In most trials, one group of patients will have the trial treatment and one group will have the standard treatment. The people having the trial treatment are called the trial group and the people having the standard treatment are the control group. The control group is very important. Without a control group it is impossible to measure how much of the improvement in the patients is due to the new treatment and how much would have happened by chance or is due to standard treatment.

Sometimes standard treatment is to 'watch and wait'. This means that no treatment is given unless the cancer starts to develop or cause symptoms.

In situations where there is no standard treatment to compare with the trial treatment, patients may be given a placebo. The placebo looks like the real drug but is inactive.

Placebos are also used where a therapy is being added to the standard treatment to see whether this gives better results. One group of people will be given the standard treatment plus the trial therapy and one group of people will be given the standard treatment plus a placebo.
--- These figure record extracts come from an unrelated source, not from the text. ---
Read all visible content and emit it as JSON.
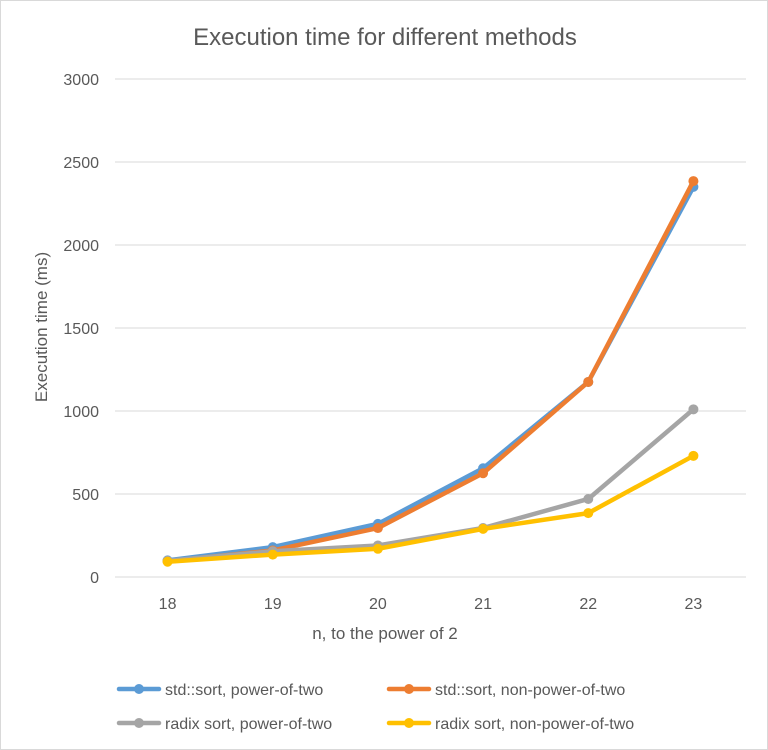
{
  "chart_data": {
    "type": "line",
    "title": "Execution time for different methods",
    "xlabel": "n, to the power of 2",
    "ylabel": "Execution time (ms)",
    "categories": [
      "18",
      "19",
      "20",
      "21",
      "22",
      "23"
    ],
    "ylim": [
      0,
      3000
    ],
    "yticks": [
      0,
      500,
      1000,
      1500,
      2000,
      2500,
      3000
    ],
    "grid": true,
    "legend_position": "bottom",
    "series": [
      {
        "name": "std::sort, power-of-two",
        "color": "#5B9BD5",
        "values": [
          100,
          180,
          320,
          655,
          1175,
          2350
        ]
      },
      {
        "name": "std::sort, non-power-of-two",
        "color": "#ED7D31",
        "values": [
          95,
          160,
          295,
          625,
          1175,
          2385
        ]
      },
      {
        "name": "radix sort, power-of-two",
        "color": "#A5A5A5",
        "values": [
          98,
          155,
          190,
          295,
          470,
          1010
        ]
      },
      {
        "name": "radix sort, non-power-of-two",
        "color": "#FFC000",
        "values": [
          92,
          135,
          170,
          290,
          385,
          730
        ]
      }
    ]
  }
}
Some randomised trials are double-blind, which means that neither you, nor the doctor treating you, know which treatment you are getting. Your doctor opens a specially coded treatment pack and only the trial organisers know which particular drug it contains. In an emergency your doctor can always find out from the trial coordinators which treatment you are having, or the pharmacy department at the hospital will be able to break the code.

A blind or double-blind trial aims to reduce any bias. Knowing you were having a new treatment, for example, might make you feel more positive, or more negative, and influence what you report to the researchers. Similarly, if the researchers knew that you were having a new treatment for which they had high hopes, this might affect how they judged your response to it.

All phase 3 and some phase 2 studies are randomised. This means that a computer randomly puts patients into the treatment groups in the trial. Each group has a similar mix of patients of different ages, sex and state of health.

If it were left to the researchers to decide who should get which treatment, they might be influenced by what they know about their patients. Consciously or unconsciously they might put patients who they thought were more or less likely to respond to a new treatment into a particular group. This would introduce bias, making the results unreliable.

The benefit of randomisation is shown in the diagrams below:

If doctors or patients choose the treatment, it‘s possible that people who are likely to do well will be put in one group, leaving the others for the other group, so the two groups will be different. In that situation, if one group does better than the other, it won’t be clear whether the difference is due to the treatment or because the groups were different.

If the patients are allocated to the treatment groups by a computer, the members of each group can be matched so that both groups are similar. If one group does better than the other group, it is likely to be because of the treatment, as the two groups are the same.